Caution Concerning Forward-Looking Statements
Certain statements contained in this Form 8-K may be considered forward-looking
statements within the meaning of the U.S. Private Securities Litigation Reform Act of 1995, Section 27A of the Securities Act and Section
21E of the Exchange Act, including statements regarding the Business Combination involving Prospector, LeddarTech and Newco, and the ability
to consummate the Business Combination. Forward-looking statements generally include statements that are predictive in nature and depend
upon or refer to future events or conditions, and include words such as “may,” “will,” “should,” “would,”
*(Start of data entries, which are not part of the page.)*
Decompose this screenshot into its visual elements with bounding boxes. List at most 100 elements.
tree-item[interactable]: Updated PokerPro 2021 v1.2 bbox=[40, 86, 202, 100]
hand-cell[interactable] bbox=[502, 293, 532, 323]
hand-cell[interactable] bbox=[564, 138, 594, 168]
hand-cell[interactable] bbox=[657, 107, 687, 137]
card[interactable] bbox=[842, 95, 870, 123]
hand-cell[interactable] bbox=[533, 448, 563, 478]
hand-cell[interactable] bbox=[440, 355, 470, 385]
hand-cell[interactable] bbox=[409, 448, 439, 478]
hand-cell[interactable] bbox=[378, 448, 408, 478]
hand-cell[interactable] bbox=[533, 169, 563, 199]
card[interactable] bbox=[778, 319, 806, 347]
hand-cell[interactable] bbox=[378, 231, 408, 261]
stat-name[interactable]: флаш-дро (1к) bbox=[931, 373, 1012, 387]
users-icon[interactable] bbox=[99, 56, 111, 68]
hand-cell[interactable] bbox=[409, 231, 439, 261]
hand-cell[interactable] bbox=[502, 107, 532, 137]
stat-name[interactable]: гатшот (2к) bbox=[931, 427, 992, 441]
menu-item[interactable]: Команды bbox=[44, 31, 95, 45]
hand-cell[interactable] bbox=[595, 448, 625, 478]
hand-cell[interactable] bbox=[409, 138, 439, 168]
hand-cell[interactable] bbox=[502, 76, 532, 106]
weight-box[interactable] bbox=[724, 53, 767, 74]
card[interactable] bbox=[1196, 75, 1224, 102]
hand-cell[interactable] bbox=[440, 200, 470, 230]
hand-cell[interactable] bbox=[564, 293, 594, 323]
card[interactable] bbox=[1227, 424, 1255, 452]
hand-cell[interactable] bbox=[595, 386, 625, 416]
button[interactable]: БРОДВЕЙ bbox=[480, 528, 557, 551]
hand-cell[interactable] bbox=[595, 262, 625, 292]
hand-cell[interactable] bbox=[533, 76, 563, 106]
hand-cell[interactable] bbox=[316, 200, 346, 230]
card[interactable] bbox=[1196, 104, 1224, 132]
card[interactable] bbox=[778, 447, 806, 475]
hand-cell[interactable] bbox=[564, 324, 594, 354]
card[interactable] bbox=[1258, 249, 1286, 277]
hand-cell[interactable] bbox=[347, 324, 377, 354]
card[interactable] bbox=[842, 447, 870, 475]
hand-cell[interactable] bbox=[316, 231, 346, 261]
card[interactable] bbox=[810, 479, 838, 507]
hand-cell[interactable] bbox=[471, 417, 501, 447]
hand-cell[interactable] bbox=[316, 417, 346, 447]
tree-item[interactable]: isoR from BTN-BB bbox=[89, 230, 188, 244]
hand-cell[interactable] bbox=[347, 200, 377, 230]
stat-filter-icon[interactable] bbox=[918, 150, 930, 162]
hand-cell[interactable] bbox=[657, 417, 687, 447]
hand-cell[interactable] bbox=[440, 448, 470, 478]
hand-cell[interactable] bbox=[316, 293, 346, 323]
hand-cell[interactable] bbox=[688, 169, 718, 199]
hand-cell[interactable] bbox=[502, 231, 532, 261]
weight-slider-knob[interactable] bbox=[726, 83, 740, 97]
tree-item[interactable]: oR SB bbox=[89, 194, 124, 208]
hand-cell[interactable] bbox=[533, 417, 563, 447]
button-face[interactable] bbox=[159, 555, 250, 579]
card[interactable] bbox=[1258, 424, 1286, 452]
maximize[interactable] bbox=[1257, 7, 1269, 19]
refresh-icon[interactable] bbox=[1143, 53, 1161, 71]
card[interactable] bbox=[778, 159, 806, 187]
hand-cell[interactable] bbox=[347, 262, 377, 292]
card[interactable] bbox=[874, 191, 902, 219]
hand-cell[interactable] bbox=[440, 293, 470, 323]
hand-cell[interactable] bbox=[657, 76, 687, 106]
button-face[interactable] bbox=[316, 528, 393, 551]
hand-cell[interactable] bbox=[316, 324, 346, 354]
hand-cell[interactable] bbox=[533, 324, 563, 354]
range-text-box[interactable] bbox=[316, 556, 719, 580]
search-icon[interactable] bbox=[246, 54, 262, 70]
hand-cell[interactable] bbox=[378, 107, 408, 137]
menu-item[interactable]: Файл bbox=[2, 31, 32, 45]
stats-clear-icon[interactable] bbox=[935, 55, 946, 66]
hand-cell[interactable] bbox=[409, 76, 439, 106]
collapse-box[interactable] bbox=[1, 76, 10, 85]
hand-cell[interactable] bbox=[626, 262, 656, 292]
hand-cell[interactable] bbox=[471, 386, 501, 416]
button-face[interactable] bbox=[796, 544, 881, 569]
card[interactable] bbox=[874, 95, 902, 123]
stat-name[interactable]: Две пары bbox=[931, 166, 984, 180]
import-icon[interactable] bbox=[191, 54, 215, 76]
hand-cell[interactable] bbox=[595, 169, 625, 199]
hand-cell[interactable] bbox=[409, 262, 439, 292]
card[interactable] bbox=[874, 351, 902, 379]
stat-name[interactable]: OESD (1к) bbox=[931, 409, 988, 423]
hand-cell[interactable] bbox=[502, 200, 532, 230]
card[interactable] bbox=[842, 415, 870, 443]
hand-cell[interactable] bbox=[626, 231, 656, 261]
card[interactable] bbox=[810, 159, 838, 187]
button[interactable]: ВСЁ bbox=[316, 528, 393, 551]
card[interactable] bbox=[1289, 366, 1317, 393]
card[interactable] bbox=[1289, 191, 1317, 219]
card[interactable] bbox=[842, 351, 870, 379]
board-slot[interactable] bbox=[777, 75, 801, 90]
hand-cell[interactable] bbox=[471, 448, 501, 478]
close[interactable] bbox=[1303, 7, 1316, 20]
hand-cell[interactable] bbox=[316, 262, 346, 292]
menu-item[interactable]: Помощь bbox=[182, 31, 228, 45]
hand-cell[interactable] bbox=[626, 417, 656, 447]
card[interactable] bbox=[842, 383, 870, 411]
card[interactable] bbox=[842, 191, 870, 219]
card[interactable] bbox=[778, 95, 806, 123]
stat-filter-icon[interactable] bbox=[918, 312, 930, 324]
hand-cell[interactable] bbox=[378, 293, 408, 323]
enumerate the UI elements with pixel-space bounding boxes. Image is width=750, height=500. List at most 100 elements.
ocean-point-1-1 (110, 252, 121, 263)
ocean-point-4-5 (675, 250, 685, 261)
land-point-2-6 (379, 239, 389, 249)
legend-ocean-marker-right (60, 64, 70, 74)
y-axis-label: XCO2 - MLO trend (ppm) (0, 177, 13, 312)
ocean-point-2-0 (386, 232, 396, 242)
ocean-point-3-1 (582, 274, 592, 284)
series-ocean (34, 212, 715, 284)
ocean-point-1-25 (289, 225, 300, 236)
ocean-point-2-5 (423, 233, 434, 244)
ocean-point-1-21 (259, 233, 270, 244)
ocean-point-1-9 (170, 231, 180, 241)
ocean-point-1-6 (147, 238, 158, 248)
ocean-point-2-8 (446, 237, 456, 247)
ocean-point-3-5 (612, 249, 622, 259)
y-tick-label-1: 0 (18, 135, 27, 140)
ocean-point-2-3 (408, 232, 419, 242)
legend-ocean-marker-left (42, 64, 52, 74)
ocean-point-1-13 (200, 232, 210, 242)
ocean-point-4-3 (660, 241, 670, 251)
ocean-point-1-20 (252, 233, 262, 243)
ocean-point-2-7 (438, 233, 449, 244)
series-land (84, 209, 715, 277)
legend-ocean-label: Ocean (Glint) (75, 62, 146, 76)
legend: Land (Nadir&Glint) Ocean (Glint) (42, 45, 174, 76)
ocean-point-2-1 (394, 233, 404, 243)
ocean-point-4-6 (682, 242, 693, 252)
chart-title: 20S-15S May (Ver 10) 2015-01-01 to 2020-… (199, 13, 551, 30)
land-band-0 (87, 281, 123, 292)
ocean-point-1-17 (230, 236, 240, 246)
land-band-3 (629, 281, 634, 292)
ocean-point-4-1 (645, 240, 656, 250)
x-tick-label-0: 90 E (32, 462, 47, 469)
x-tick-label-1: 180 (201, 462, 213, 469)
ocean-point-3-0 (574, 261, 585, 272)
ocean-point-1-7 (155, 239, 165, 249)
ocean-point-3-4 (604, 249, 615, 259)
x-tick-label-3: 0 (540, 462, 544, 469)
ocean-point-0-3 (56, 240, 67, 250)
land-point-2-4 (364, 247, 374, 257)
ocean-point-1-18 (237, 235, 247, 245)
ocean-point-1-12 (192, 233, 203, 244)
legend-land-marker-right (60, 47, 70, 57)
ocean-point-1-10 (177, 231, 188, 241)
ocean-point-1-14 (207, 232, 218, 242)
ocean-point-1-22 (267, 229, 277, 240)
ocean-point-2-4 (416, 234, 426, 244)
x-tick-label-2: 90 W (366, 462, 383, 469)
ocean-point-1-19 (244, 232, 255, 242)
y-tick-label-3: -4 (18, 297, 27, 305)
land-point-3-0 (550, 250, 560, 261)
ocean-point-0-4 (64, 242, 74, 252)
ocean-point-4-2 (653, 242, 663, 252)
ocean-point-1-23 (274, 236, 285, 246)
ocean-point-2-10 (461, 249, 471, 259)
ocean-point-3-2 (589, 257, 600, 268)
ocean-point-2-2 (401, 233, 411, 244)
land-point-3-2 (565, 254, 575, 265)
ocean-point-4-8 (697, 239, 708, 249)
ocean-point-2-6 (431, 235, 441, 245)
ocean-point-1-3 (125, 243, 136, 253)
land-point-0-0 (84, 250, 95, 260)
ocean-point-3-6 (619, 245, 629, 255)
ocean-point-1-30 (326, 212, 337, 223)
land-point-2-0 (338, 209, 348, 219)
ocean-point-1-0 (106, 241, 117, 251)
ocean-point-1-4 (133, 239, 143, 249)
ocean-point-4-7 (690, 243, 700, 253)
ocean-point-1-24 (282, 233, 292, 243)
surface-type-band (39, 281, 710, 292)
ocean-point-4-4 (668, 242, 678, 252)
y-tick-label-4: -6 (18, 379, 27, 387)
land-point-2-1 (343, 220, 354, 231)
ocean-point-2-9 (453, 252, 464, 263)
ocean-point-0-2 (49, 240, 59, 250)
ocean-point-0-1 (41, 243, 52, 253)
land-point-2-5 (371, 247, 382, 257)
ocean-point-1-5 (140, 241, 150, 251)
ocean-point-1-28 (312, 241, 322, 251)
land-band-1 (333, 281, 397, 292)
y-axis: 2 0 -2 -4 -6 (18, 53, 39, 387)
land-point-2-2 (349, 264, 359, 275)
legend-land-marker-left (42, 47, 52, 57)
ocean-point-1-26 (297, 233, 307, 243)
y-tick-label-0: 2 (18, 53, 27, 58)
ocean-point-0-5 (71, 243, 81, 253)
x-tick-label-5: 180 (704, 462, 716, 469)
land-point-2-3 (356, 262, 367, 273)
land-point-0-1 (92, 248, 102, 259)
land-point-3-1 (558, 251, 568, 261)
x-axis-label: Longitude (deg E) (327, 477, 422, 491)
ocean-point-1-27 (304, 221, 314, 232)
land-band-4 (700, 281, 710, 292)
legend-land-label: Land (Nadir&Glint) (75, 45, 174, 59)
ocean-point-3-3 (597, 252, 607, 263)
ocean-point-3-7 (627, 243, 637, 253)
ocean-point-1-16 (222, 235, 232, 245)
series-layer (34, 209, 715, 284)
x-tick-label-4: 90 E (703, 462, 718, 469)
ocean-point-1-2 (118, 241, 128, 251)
“expect,” “anticipate,” “plan,” “likely”, “believe,” “estimate,”
“project,” “intend,” and other similar expressions among others. Statements that are not historical facts are
forward-looking statements. Forward-looking statements are based on current beliefs and assumptions that are subject to risks and uncertainties
and are not guarantees of future performance. Actual results could differ materially from those contained in any forward-looking statement
as a result of various factors, including, without limitation: (i) the risk that the conditions to the Closing of the Business Combination
are not satisfied, including the failure to timely or at all obtain shareholder approval for the Business Combination or the failure to
timely or at all obtain any required regulatory clearances, including under the HSR Act or of the Superior Court of Québec; (ii)
uncertainties as to the timing of the consummation of the Business Combination and the ability of each of Prospector, LeddarTech and Newco
to consummate the Business Combination; (iii) the possibility that other anticipated benefits of the Business Combination will not be
realized, and the anticipated tax treatment of the Business Combination; (iv) the occurrence of any event that could give rise to termination
of the Business Combination; (v) the risk that shareholder litigation in connection with the Business Combination or other settlements
or investigations may affect the timing or occurrence of the Business Combination or result in significant costs of defense, indemnification
and liability; (vi) changes in general economic and/or industry specific conditions; (vii) possible disruptions from the Business Combination
that could harm LeddarTech’s business; (viii) the ability of LeddarTech to retain, attract and hire key personnel; (ix) potential
adverse reactions or changes to relationships with customers, employees, suppliers or other parties resulting from the announcement or
completion of the Business Combination; (x) potential business uncertainty, including changes to existing business relationships, during
the pendency of the Business Combination that could affect LeddarTech’s financial performance; (xi) legislative, regulatory and
economic developments; (xii) unpredictability and severity of catastrophic events, including, but not limited to, acts of terrorism, outbreak
of war or hostilities and any epidemic, pandemic or disease outbreak (including COVID-19), as well as management’s response to any
of the aforementioned factors; and (xiii) other risk factors as detailed from time to time in Prospector’s reports filed with the
SEC, including Prospector’s Annual Report on Form 10-K, periodic Quarterly Reports on Form 10-Q, periodic Current Reports on Form
8-K and other documents filed with the SEC. The foregoing list of important factors is not exhaustive. Neither Prospector nor LeddarTech
can give any assurance that the conditions to the Business Combination will be satisfied. Except as required by applicable law, neither
Prospector nor LeddarTech undertakes any obligation to revise or update any forward-looking statement, or to make any other forward-looking
statements, whether as a result of new information, future events or otherwise.